Release On One's Own Recognizance Definition and Legal Meaning

On this page, you'll find the legal definition and meaning of Release On One's Own Recognizance, written in plain English, along with examples of how it is used.

What is Release On One's Own Recognizance?

(v) Release on ones own recognizance is the action taking by a judge releasing a criminal defended until the commencement of trial considering his past history, employment, social status, type of crime, situation of crime etc

History and Meaning of Release On One's Own Recognizance

Release on one's own recognizance (ROR) has been in use in the American legal system since the early 1900s. It refers to the release of a defendant from custody, without bail, based on the defendant's promise to appear in court for all scheduled hearings and proceedings. Judges typically grant ROR to low-risk defendants who are unlikely to flee or pose a threat to the community.

ROR is designed to reduce the number of pretrial detainees in jail and preserve the defendant's presumption of innocence until proven guilty. However, it is important to note that ROR is not a right, and judges have broad discretion in deciding whether to grant it.

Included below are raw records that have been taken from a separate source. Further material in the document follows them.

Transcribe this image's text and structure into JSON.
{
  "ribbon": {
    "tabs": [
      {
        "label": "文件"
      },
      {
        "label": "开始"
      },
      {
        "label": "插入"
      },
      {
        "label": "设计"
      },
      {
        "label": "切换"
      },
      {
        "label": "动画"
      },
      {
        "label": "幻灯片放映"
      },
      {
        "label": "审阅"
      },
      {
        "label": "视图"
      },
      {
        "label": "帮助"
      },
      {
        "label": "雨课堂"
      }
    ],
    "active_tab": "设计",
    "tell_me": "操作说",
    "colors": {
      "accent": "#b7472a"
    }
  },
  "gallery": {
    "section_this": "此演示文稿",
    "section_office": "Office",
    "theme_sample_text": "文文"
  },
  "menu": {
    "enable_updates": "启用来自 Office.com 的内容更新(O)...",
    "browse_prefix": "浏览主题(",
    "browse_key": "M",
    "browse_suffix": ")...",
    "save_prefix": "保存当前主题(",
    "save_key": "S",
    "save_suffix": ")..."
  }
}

Examples of Release On One's Own Recognizance

  1. John was arrested for a minor offense, but the judge granted him release on his own recognizance because he had no prior criminal history and was not considered a flight risk.
  2. Maria was granted ROR but failed to show up for her court hearing, leading to her arrest and revocation of her ROR status.
  3. The district attorney requested that the judge set bail for the defendant, arguing that he was a flight risk, but the judge instead granted ROR, finding that the defendant had strong ties to the community and was unlikely to flee.

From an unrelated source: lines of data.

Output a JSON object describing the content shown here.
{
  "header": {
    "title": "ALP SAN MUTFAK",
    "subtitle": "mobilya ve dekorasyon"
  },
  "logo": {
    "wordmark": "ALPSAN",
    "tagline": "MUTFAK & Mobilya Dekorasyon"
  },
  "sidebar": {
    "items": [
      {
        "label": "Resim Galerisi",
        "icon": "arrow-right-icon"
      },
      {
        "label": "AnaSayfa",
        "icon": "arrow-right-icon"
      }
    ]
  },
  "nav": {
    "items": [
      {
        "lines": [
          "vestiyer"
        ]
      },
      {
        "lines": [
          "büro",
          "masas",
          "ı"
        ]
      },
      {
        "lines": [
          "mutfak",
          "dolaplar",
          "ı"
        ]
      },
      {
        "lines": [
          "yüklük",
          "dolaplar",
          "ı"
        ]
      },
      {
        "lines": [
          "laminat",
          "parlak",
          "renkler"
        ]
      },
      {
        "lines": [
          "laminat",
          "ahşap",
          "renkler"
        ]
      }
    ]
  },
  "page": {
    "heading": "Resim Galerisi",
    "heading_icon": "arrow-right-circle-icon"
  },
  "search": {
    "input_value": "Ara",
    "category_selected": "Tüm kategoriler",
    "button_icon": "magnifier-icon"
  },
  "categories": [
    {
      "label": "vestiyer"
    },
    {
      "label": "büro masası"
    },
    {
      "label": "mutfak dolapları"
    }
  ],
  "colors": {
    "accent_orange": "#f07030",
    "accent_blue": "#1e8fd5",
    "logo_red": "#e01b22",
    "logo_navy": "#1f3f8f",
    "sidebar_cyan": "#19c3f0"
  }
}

Legal Terms Similar to Release On One's Own Recognizance

  1. Bail - Money or property pledged to the court as collateral to ensure that the defendant shows up for trial.
  2. Bond - Similar to bail, but it involves a third party (such as a bondsman) posting the required amount of money to secure the defendant's release.
  3. Pretrial Detention - The practice of holding individuals in jail before their trial or hearing, often because they cannot afford bail or are deemed too dangerous for release.